Et pour ce qui nous rassemble autour de ce blog: la passion du théâtre, Virgil Tanase offre des pages savoureuses, intenses. Sur ses pièces (Le Malentendu, Caligula, Les Justes), les mises en scènes et les critiques qu’elles reçoivent, l’auteur nous immerge dans une scène théâtrale aujourd’hui disparue et, pour nous, souvent déroutante. Cela se passe au Théâtre Hébertot, au Théâtre Récamier, et au Palais-Royal. Camus et le théâtre, c’est une histoire d’amour incommensurable et pérenne. Car « le théâtre est un refuge, la création une façon d’aimer apaisante pour la conscience (…) Le théâtre, à la différence de l’écriture, est un travail concret et protège l’artiste de l’abstraction (…) C’est aussi un travail qui préserve de la solitude : il s’effectue dans la solidarité d’un groupe où fonctionnent émulations et engagements réciproques. ».
Pour Camus, le théâtre est avant tout populaire, dans la lignée de Romain Rolland, Firmin Gémier, et surtout de Jacques Copeau qu’il admire beaucoup, ou politique à l’instar d’Erwin Piscator à Berlin. « Militant et homme de lettres, Camus trouve dans le théâtre un moyen d’être les deux à la fois ». Ce qu’il souhaite ? « La victoire du théâtre de participation sur celui de la distanciation ». À la demande de Malraux, il écrira un texte sur un projet qui lui est cher, celui d’un nouveau Théâtre pour « glaner le public populaire ».
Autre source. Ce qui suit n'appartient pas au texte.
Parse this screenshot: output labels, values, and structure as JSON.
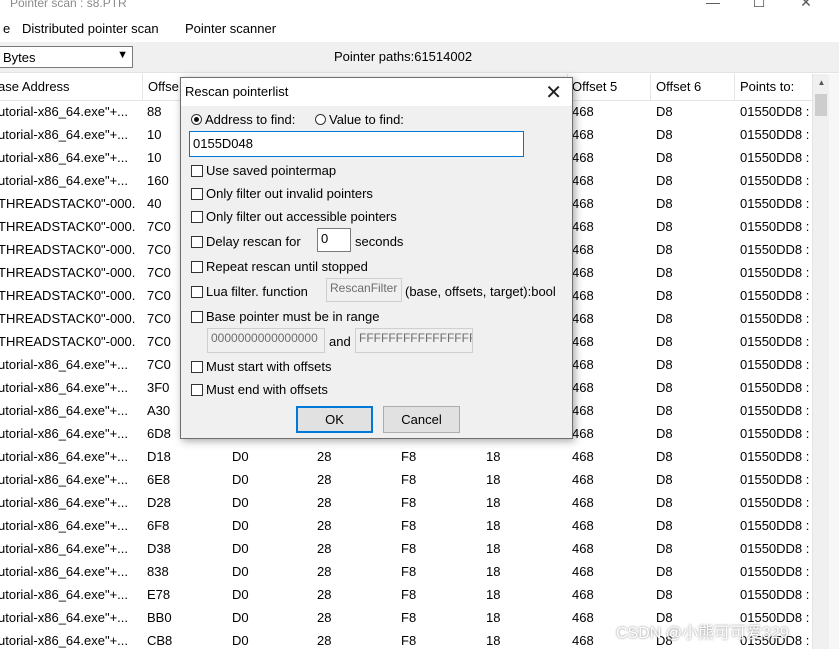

À Alger, déjà, où il œuvre au Théâtre du Travail, il monte Gorki, Machiavel, Fernando de Rojas, adapte Balzac. Les adaptations, Camus les affectionne et les entreprendra toute sa vie : Les Esprits de Pierre de Larivey, Requiem pour une nonne de Faulkner, Lope de Vega, Buzzati, Dostoïevski et à Paris, il rencontre Jean-Louis Barrault, Pierre Brasseur, Madeleine Renaud, Gérard Philipe, et surtout Maria Casarès, sa sœur en exil, miroir d’une réussite, avec laquelle il entretient une liaison aussi passionnée que tumultueuse pendant des années. Pour elle, il compose une adaptation de La Dévotion à la croix de Calderon, « taillée sur mesure ».
Sartre, qui le trahira plus d’une fois, il lui propose de monter Huis-Clos puis se rétracte. Certains spectacles l’inspirent : « Suréna de Corneille jouée à la Comédie Française lui donne des pistes pour son travail de dramaturge à la recherche d’une tragédie moderne capable d’émouvoir sans tomber dans le vérisme du théâtre bourgeois ». D’autres non : « Claudel. Esprit vulgaire ». Avec des amis, il lit Le Diable attrapé par la queue de Picasso.
Une biographie très intéressante qui appelle quelques réserves. Virgil Tanase fait parfois preuve de mauvaise foi ou d’aveuglement, lorsqu’il écrit : « Catherine (la mère de Camus) aime tendrement ses enfants, mais lorsque leur grand-mère leur donne le fouet, elle ne les défend pas, murée dans son silence qui d’une obéissance est devenue une résignation, puis une façon de vivre (…) Albert Camus est un enfant heureux. Son père ne lui manque pas car, ne l’ayant jamais connu, il n’imagine pas ce qu’il a perdu. La pauvreté ne le gêne pas parce qu’autour de lui tout le monde est logé à la même enseigne ». Est-il à ce point ignorant en psychologie ? D’autant que les faits qu’il rapporte contredisent quelques pages plus loin ses propos…
On lui serait gré également de nous épargner ses jugements de valeur concernant ses semblables : « Dans l’hôtel minable de Montmartre, Camus côtoie des putes, des maquereaux, des artistes ratés et des paumés de toutes sortes. » Tanase aimerait-il que l’on parle de lui de la sorte ? Enfin, comment peut-il prétendre : « Camus exagère sans doute mais il est sincère dans son exagération » ? Qu’en sait-il ?
Ces réserves mises à part, ce petit livre permet de traverser la vie incroyable et douloureuse d’un grand homme, qui n’était d’aucun parti, excepté celui de l’Homme. Une invite à redécouvrir son œuvre autrement…
Barbara Petit
Camus Par Virgil Tanase, folio biographies, Gallimard, 416 pages, 8,20 euros.